Vitamin C is soluble in water and extremely sensitive to temperature. This means that it breaks down very easily during cooking, and long cooking times depletes the amount of vitamin C a food contains. A study showed boiling chard for five minutes completely depletes its vitamin C content. Whereas blanching it for 1 minute retains 76% of its vitamin C content.
Water is the main component of most fruits and vegetables. It accounts for over 90% of most fruits and vegetables. Once fruits and vegetables are harvested, they begin to lose their moisture and nutrients, and they start to decompose. The way you store your fruits and vegetables once you buy them thus has a significant impact on their nutritional value.
9 Simple techniques to preserve the nutrients in your food
- Steam your vegetables: steaming is one of the best methods to preserve the nutrients and flavour of your vegetables. Invest in a simple steamer or try cooking your vegetables with minimal water over very low heat until just cooked.
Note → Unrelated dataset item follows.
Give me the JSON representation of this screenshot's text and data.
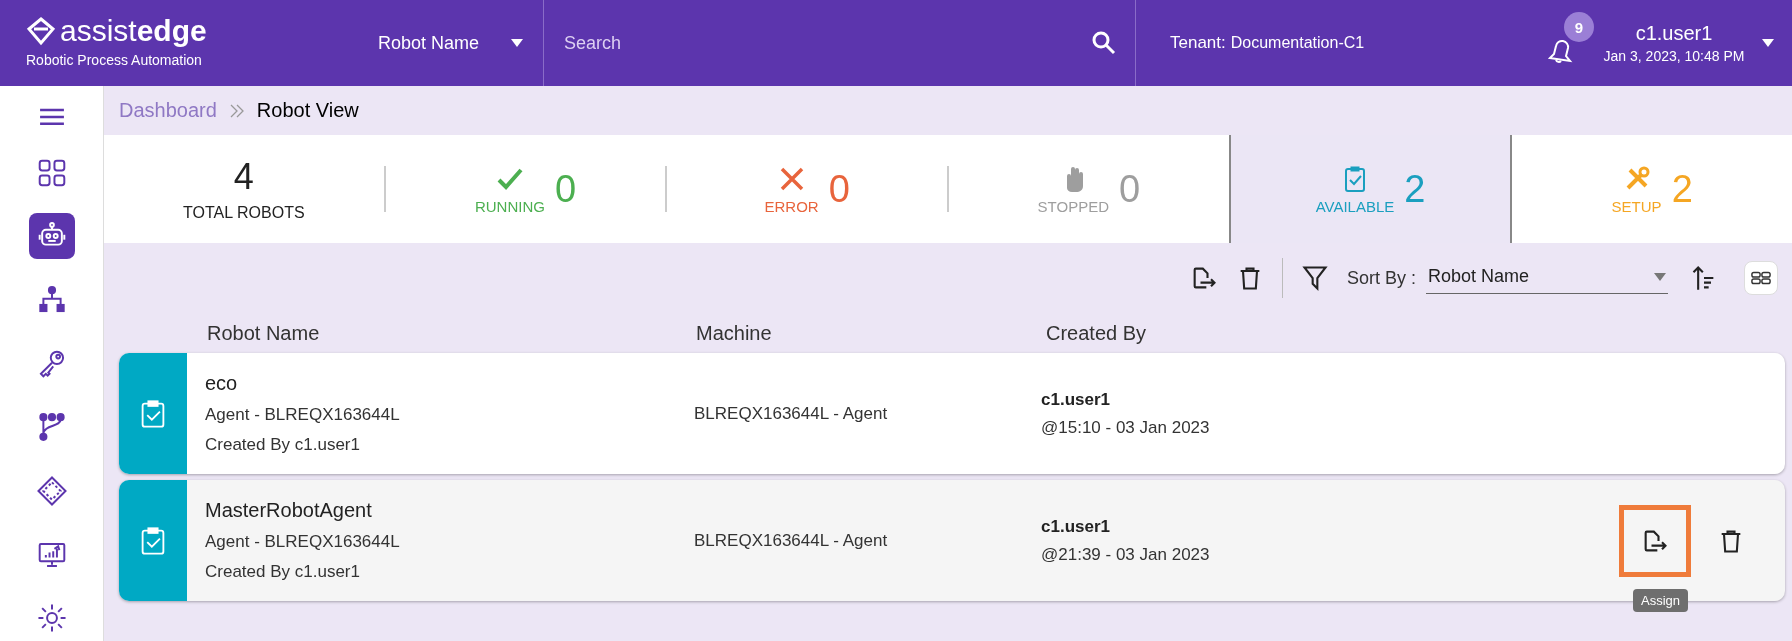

- Avoid boiling: boiling is perhaps the most popular method used to cook vegetables. However, it is the least effective method for preserving nutrients, especially vitamin C. If you boil your vegetables, use the least amount of water possible and do not throw away the cooking liquid. Drink it, or use it in stocks or sauces so that you do not lose the nutrients.
- Cook at low temperatures: cooking at low temperatures over long periods can help to preserve vitamins in your food. Try to avoid burning or charring your foods as this can create harmful compounds with carcinogenic properties.
- Eat fresh, raw foods: If you don’t heat your food, you are more likely to retain the majority of the nutrients in your vegetables. Raw foods are also rich in enzymes that nourish your body. When you eat raw foods, try to eat them in their freshest state as the longer you leave them, the more they lose moisture and vitamins and then deteriorate.
- Soak and sprout your legumes before consuming: Legumes can be excellent sources of certain minerals and vitamins if you soak and sprout them before consumption. Beans often contain phytates or phytic acid that bind to minerals and make them unavailable for our bodies to absorb. Soaking and sprout reduces the concentration of these phytates and makes the minerals available for your body to absorb.
- Prepare your fruits and vegetables yourself: Avoid buying fruits and vegetables that have been precut and packaged as such products may have lost some nutrients. Cook vegetables like potatoes with their skin on as most of the nutrients are located just beneath the skin. Cooking with the skin on allows the nutrients to move from just under the skin into the flesh.
- Freeze vegetables when they are fresh: Vegetables contain the highest quantities of nutrients when they are fresh. The older they get, the more nutrient-depleted they become. If you buy more vegetables than you need, consider freezing them as soon as possible after purchase to preserve the nutrients.
- Fry with care: Select the oils you choose to fry with carefully. Choose saturated fats such as coconut oil and ghee that are stable at high temperatures. Vegetable oils (corn, sunflower) are more likely to form toxic aldehyde compounds that are harmful to health.
- Avoid reheating your food multiple times as it destroys the nutrients in them.
Are there any other techniques you implement when cooking that help you preserve the nutrients in your food?